Traditionsbildendes Muster der Gattung
Mit der Begriffsfindung Bildungsroman war unweigerlich auch eine Traditionsbildung verbunden, denn es musste notwendig ein Roman bestimmt werden, der als erster die Gattungskennzeichen in vollem Umfang erfüllt. Als ein solches vorbildhaftes Muster der Gattung Bildungsroman wurde Johann Wolfgang von Goethes Roman Wilhelm Meisters Lehrjahre (1795/96) bereits zu Beginn des 19. Jahrhunderts gesehen.

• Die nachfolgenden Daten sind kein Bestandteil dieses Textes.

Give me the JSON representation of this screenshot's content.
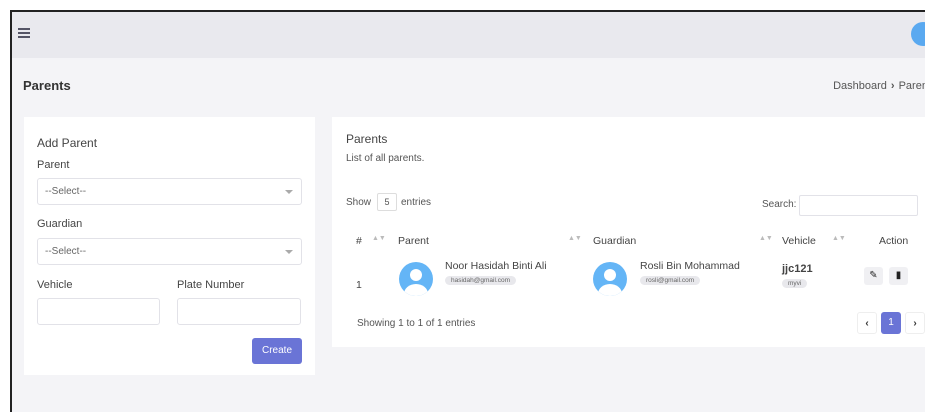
{
  "header": {
    "menu_icon": "hamburger-icon",
    "avatar_icon": "user-avatar-icon",
    "page_title": "Parents",
    "breadcrumb": [
      "Dashboard",
      "Parent"
    ]
  },
  "add_form": {
    "title": "Add Parent",
    "parent_label": "Parent",
    "parent_value": "--Select--",
    "guardian_label": "Guardian",
    "guardian_value": "--Select--",
    "vehicle_label": "Vehicle",
    "plate_label": "Plate Number",
    "vehicle_value": "",
    "plate_value": "",
    "create_label": "Create"
  },
  "table_card": {
    "title": "Parents",
    "subtitle": "List of all parents.",
    "show_label": "Show",
    "entries_value": "5",
    "entries_label": "entries",
    "search_label": "Search:",
    "search_value": "",
    "columns": [
      "#",
      "Parent",
      "Guardian",
      "Vehicle",
      "Action"
    ],
    "rows": [
      {
        "index": "1",
        "parent_name": "Noor Hasidah Binti Ali",
        "parent_email": "hasidah@gmail.com",
        "guardian_name": "Rosli Bin Mohammad",
        "guardian_email": "rosli@gmail.com",
        "vehicle": "jjc121",
        "vehicle_model": "myvi",
        "edit_icon": "pencil-icon",
        "delete_icon": "trash-icon"
      }
    ],
    "footer": "Showing 1 to 1 of 1 entries",
    "pagination": {
      "prev": "‹",
      "current": "1",
      "next": "›"
    }
  },
  "colors": {
    "accent": "#6a74d6",
    "avatar": "#64b5f6",
    "background": "#f4f4f7"
  }
}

Ihm kommt als Begründungstext der Tradition des Bildungsromans herausragende Bedeutung zu, da sich nicht nur gattungstypologische Kennzeichnungen an ihm orientierten, sondern er auch zum Vorbild für nachfolgende Romane wurde. Jede Beschäftigung mit der Gattung ist deshalb notwendigerweise auf die Auseinandersetzung mit Goethes paradigmatischem Werk verwiesen.
Bildungsroman als ,deutsche‘ Literaturgattung
Eine Besonderheit der Gattung Bildungsroman besteht darin, dass sie weder Vorläufer in der antiken Literatur hat, da hier nur das Versepos existierte, noch auf vorbildgebende Beispiele in den zeitgenössischen europäischen Literaturen zurückgreifen konnte. Vielmehr wurde die Gattungsbestimmung zu Beginn des 19. Jahrhunderts in Deutschland vornehmlich aus der Analyse deutschsprachiger Romane gewonnen. Der Bildungsroman gilt deshalb als spezifisch deutsche Literaturgattung, und bis heute wird der Begriff Bildungsroman auch in anderen Sprachen als Terminus technicus verwandt; zum Beispiel im Englischen neben Bezeichnungen wie apprenticeship novel oder novel of formation, im Französischen neben Begriffen wie roman d’éducation oder roman de formation.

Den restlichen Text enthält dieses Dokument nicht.